Finalement en haut de page cette photo que je fais rituellement chaque semaine à la sortie du RER des souterrains de Nanterre, avec l’immeuble ocre qui tourne, avant que les tours de la Défense surgissent en surplomb à contre-jour du soleil qui lève pour nous accompagner jusqu’à cessation de la ville.

Une école d’arts se prête naturellement à l’inventaire photographique. Ça foisonne d’arrangements, d’effets, parce que scénographie permanente, parce que tout ce qui est laissé là par hasard l’a été par une main qui sait ce que voir veut dire, même quand on ne pense pas à voir.

Si je ne me retenais pas, j’aurais toujours l’appareil sur moi, avec le petit Pancake 24 pour faire discret, comme Philippe De Jonckheere. Mais je n’ose pas : je ne suis pas là pour faire des photos, mais pour être attentif aux discours et aux oeuvres qui nous sont présentées (je parle du mardi, le mercredi c’est tout pour l’écriture et là je ne pense même pas à l’appareil).

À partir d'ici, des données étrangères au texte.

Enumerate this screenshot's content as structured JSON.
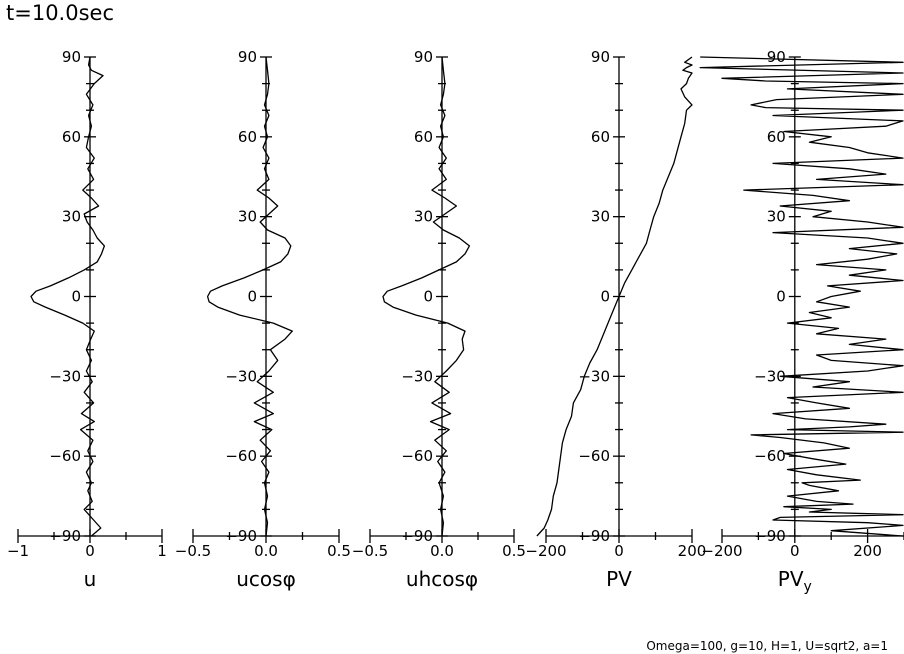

Et puis, même si on ne photographierait pas les oeuvres en gestation, mais juste les tables de travail, le désordre qui les accompagne, ou tel effet de lumière sur les fenêtres, à qui cela appartient-il vraiment ? La table de travail d’un artiste, même en apprentissage (et je ne sais même pas si le mot convient, en tout cas ce n’est pas sur cette base que s’établit le rapport ensemble), lui appartient autant que ses carnets. Je me le permets avec certains, comme celui-ci, dont la table s’orne d’une guitare basse démontée, caisse et manche bien posés à la verticale.

Pourtant c’est irrésistible : le réel semble vous imposer qu’on le photographie, parce que conjonction qui ne sera jamais reproductible. Ainsi cette boîte ouverte sur ses embouts de visseuse, ainsi ces 3 caddies bizarrement entravés par le pied devant le local avec les écriteaux oxygène acétylène. Alors je sors le téléphone et je fais un Instagram. Ce n’est pas de la photographie, juste un algorithme de captation d’image. Et je l’envoie sur Facebook : puisqu’ils y sont tous, ils pourront toujours me demander le retrait.

D’ailleurs, pour ce qui est de leur travail, la plupart des étudiants se chargent de cet archivage. Une fois les profs partis, on photographie.

Parfois je photographie quand même je n’ai pas le droit. Ainsi ce manomètre qui a dû passer des décennies de sa vie sur un compresseur de garage. Bien sûr j’en sais la provenance. Je sais aussi qu’une fois moulé en résine le protocole élaboré par l’étudiante veut qu’il retourne alors là où elle l’a pris, et il sera détruit avec le garage qui ici devient oeuvre à distance, via moulages, prélèvements mis en poudre, et reconstitution d’un établi gigantesque. Mais ce qui me saute à la figure, c’est toute mon enfance. Alors je photographie le manomètre. Fais même une lourde allusion à l’étudiante comme quoi je serais prêt à le lui racheter, refus net. Et puis l’Instagram est sur Facebook, et comme par hasard le premier (non, après l’ami Alain C.) à réagir c’est mon frangin, lequel répond par une image de manomètre semblable et une histoire que nous trois seulement, mes deux frangins et moi-même, pouvons probablement estimer dans tous ses attendus : c’est un compresseur vrai de vrai, pour bricolages du dimanche, que mon père lui avait offert en cadeau de mariage : comment vivre sans compresseur chez soi ?, et je n’aurais pas su l’histoire sans Instagram.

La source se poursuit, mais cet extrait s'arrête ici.